I'm not sure if her fist hit me or if it was the shockwave of compressed air that hairline fractured my cheekbone. I was sent sailing to the floor in a one knock out punch. I don't even know if her skin touched me.
And I don't even have time to hit the ground, cause as I drift down her foot comes up under my rib cage and fires me straight through the roof of the building and high into the night sky.
It's beautiful out. The air is warm and mild. Just enough wind to carry you about. And the city is out and lit up and alive. It's a stage with lights, camera, and action abound. But it's all getting further away.
Ms. Mercury glides upwards past me and I gaze at her amazing figure as it caresses the edges of a moonlit Central Park. Her leg stretches straight up to her chin and down across mine. Plummeting so fast, thinking isn't possible. Until I slam into time and space expands into my mind like blood into cracks of concrete.
It's beautiful inside this silence.
Crackling into my psychic ear, snow like fuzz of memories brushed aside to make room for McAllister's thoughts. I try to squeeze him out of my mind. But it's no use. He has a hold and he places in his reality.
"I want you to realize that you must defeat her and stop me. I'm not sure if that's clear by now. Everything I do, I do for you." I felt him crying.
Then I felt like a sack of mail snatched by a speeding train. A sack of potatoes dragged from a cropduster. The parachute behind a dragracer. Then spinning in a circular spin somehow ellipitically spun until I was mentally undone and then I vomited as I was pitched full speed into and through the offices of fine and hard working individuals, that actually enjoy their jobs.
She caught me on the other side and my vision had now returned. Sight smacked back into me, I now saw blood streaming behind us as the city blurred away. My face felt wet and sticky and syrupy. I was groggy and attempted to turn around. My stomach lurched and I dry heaved myself into a coughing fit, nearly letting my lungs collapse.

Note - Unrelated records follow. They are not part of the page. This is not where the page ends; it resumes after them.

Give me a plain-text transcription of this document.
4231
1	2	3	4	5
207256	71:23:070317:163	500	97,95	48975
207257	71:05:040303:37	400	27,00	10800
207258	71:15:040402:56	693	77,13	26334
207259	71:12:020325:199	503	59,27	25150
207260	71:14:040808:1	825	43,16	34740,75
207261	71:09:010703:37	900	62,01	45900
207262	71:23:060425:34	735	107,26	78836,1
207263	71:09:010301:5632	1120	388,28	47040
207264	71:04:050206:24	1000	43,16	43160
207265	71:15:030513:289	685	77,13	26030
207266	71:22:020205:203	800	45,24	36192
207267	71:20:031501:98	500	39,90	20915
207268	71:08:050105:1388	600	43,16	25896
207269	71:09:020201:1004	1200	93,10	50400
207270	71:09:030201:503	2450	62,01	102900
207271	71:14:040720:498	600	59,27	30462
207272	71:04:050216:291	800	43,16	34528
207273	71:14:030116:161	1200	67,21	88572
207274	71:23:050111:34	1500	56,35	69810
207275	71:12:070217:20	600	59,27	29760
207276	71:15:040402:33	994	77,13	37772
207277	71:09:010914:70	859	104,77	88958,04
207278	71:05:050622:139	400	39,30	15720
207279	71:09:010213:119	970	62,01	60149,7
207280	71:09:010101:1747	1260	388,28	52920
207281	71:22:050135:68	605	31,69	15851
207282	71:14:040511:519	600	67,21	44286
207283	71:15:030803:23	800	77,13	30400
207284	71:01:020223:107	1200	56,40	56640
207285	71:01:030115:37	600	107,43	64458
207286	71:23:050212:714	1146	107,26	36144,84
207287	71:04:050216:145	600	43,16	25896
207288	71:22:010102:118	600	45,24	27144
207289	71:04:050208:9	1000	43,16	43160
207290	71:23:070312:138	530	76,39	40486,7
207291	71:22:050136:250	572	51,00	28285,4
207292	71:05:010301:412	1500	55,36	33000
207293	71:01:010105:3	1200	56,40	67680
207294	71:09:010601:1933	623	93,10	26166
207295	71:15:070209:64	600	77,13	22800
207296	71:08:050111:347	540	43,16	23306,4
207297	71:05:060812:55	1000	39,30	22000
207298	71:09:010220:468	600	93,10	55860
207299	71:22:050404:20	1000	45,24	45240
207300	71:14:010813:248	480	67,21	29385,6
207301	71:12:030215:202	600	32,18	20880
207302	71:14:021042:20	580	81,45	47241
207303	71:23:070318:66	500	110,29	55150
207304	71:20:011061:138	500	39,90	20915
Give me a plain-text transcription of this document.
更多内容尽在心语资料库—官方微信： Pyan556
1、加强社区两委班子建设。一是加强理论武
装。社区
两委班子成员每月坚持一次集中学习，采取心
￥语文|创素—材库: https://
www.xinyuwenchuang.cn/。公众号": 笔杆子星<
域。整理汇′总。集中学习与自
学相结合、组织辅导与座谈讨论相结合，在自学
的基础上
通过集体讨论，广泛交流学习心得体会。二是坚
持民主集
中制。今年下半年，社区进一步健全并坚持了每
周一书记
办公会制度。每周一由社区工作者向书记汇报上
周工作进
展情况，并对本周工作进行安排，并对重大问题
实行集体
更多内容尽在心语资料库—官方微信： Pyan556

I drew into myself and coiled up in my body. Tightly wound stone charging of my internal thrust.
Fired aloud, I popped free from Ms. Mercury's grip and carved myself through the undercurrents towards Wall Street. I grasped my forehead, hoping to close the gash across my third eye. I was karma blinded and without a guidance system now. And the bleeding's stopped.
Bouncing across the ledges and pouncing from the empty office views of Downtown Manhattan, I was ricocheting to a safe haven, where ever that was. It was then that my senses were finally coming back to me and I saw how aura destroyed I really was. I couldn't outrun her. I couldn't outpower her. I couldn't out fight her. I was screwed.
So I tried to run anyways, skipping along the tops of the West side. But she was always more familiar with this side of town. Damn! She taps me with an uppercut I don't see coming. I try to brace for impact and curl into a fetal position. A million swats dribble me down to Canal St. before she kicks me into the Holland Tunnel at a hundred miles an hour.
My body is broken as it rattles against the tiled walls of the tunnel. Ms. Mercury cascades up next to me as she prepares to bounce me off the walls. I have only one thought as she unleashes her venomous valkyrie vengeance, only one solitary things crosses my mind at that exact moment.
She looks so happy.
I catch glimpses of dirt, and water and metal, and garbage and smoke before finally hitting something that catches me in it's warm embrace. I can't feel anything beyond my mind. My body must be shattered, along with my spirit, but my brain hasn't died yet.
But consciousness fades and before it does I see a single sentence that seems so odd, yet so familiar set before the apocalyptic background around him.